Speaking of New Year’s… Now’s a good time to reassess your short- and medium-term goals for the year. Consider this your friendly reminder to check up on yourself.
Our last post looked at routines. Routines we know are series of repeated actions followed regularly.
Most of us follow several routines every day, starting with our wake up routine, which usually includes getting out of bed, making a cup of coffee or tea, getting dressed, eating breakfast, and brushing teeth, if not necessarily in that order.
One step in a routine flows naturally into the next, it’s almost automatic. Like driving a car on a long trip, routines disappear without us noticing; we just do them. Like hitting a pothole, a disruption in routine snaps us out of autopilot.
While an unexpected break in routine is usually unwelcome, breaking a routine intentionally can be exhilarating and fun. Break a routine long enough and you’ve started a new routine.
On the topic of routines, last year researchers from Cornell University conducted a study examining the health effects of regular sitting, in this case of workers sitting at computers.
The researchers tested sitting desks, standing desks, and alternating between the two.
Each option offered tradeoffs. Standing desks burned roughly 20% more energy than sitting desks, for example, but standing desks also caused foot fatigue and excess wrist extension.
Ultimately, the researchers concluded that “simply standing [in one place] is insufficient” as an antidote to sitting. Their advice? “Sit [while working…], then every 20 minutes stand for 8 minutes AND MOVE for 2 minutes.”
More importantly for our purposes, they recommend people “build in a pattern of creating greater movement variety [during work]”
This pattern-building is what routines are all about.
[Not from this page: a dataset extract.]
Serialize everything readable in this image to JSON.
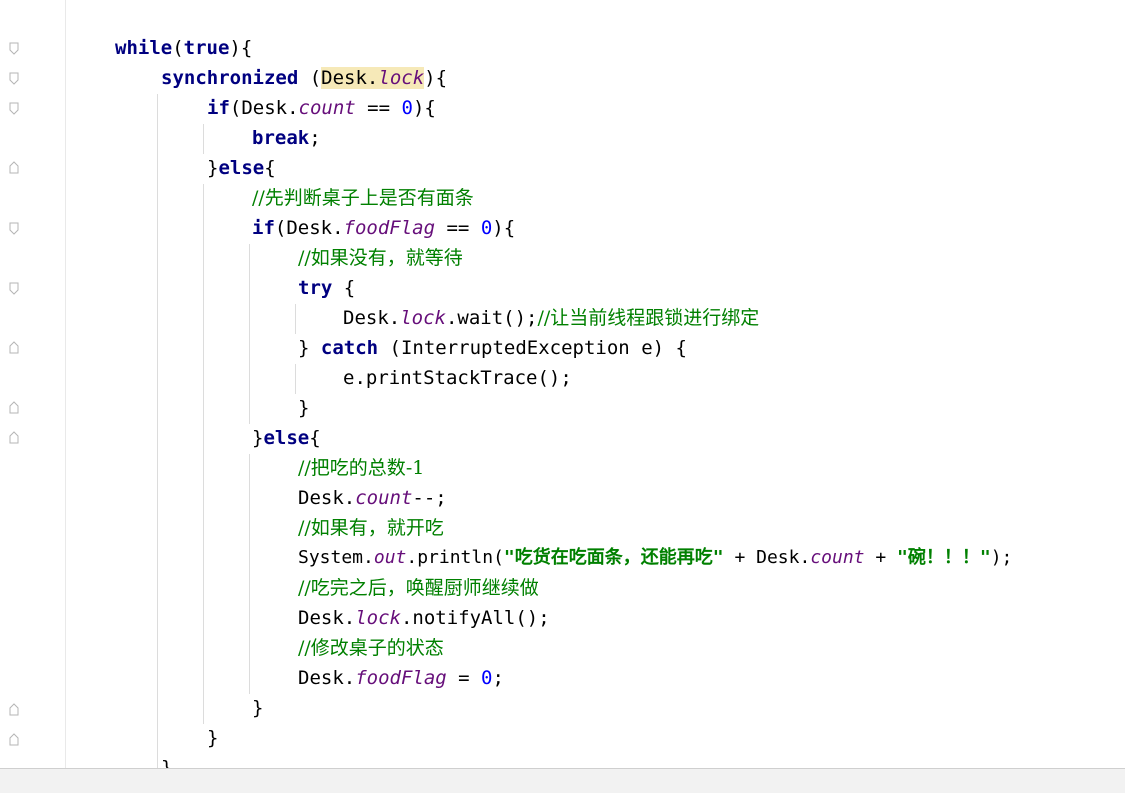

And patterns of greater movement, which is to say regular exercise, are the basis of good health.
‘Pattern building’ is a bit vague, so let’s get concrete with an action plan:
- What? [Specific action YOU want or decide to do]
- How much? [Time of day] on [day(s) of the week]
- How often? [Number of days in the week]
The more specific your answers to What?, How much?, and How often?, the more achievable they will be. Setting achievable, actionable goals is also unsurprisingly at the root of the Steps to Better Health exercise classes and free resources we offer.
Changing our routines one step at a time is the surest (and safest) way to build new physical capacities. And compared to expensive standing desks or exercise equipment, as the researchers note, “movement is FREE!” Indeed, of the new capacities we can build, one of the best is the capacity to change our relationship to our health!